Preeclampsia (PE) is a severe complication of pregnancy characterized by hypertension and organ dysfunction. Abnormal low expression of thioredoxin reductase 1 (TXNRD1) in the placenta has been implicated in the pathogenesis of PE. This study aimed to investigate the role of TXNRD1 in PE and its association with Ferroptosis. In our study, placental tissues collected from healthy pregnant women and PE patients, as well as trophoblast cell lines (HTR-8 and JEG-3) were employed in this study. QPCR, Western blot, and immunohistochemistry (IHC) were performed to detect the genes expression. Additionally, Ferroptosis level was tested by assessing cell activity, Reactive Oxygen Species (ROS) levels, lipid oxidation, and key ferroptosis-related proteins. The transcriptional regulation mechanism of TXNRD1 was explored using bioinformatics tools, dual luciferase reporter assay, ChIP-qPCR, and electrophoretic mobility shift assay (EMSA). Our results showed that TXNRD1 expression was significantly lower in the placenta of PE patients compared to healthy controls. Consistently, the protein levels of GPX4 and SLC7A11, which are inhibitors of Ferroptosis, were reduced in PE, while the levels of COX2 and ACSL4, promoters of Ferroptosis, was increased. Overexpression of TXNRD1 in trophoblast cells enhanced Ferroptosis resistance, as evidenced by increased cell activity, reduced ROS levels, inhibited lipid oxidation, and altered expression of ferroptosis-related proteins. Conversely, knocking down TXNRD1 exacerbated erastin-induced Ferroptosis.
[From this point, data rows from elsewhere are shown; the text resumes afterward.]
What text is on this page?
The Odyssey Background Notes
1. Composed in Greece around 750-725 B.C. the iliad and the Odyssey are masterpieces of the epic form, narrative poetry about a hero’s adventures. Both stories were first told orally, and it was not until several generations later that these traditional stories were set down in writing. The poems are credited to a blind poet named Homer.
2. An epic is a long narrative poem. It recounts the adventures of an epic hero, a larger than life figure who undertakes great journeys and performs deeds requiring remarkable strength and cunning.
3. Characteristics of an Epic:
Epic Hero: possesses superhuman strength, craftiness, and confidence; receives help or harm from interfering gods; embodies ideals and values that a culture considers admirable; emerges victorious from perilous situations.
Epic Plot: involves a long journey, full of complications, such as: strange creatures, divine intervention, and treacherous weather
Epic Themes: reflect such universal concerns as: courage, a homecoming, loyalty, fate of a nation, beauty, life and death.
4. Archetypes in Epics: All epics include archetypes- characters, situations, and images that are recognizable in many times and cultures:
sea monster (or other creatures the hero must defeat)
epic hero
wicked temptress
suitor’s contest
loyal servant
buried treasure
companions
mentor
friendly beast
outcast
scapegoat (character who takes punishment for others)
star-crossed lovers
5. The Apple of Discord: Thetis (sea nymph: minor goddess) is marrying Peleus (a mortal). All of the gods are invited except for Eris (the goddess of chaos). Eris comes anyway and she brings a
Furthermore, we identified SPI1 as a transcriptional activator of TXNRD1, which was also abnormally low expressed in the placenta of PE patients. Overexpression of SPI1 protected trophoblast cells from Ferroptosis, which was reversed by inhibiting TXNRD1 expression. Collectively, our findings reveal that SPI1-mediated transcriptional regulation of TXNRD1 plays a protective role in Ferroptosis of trophoblast cell, and impeded TXNRD1 expression might involve in PE, advancing our understanding of its pathogenesis.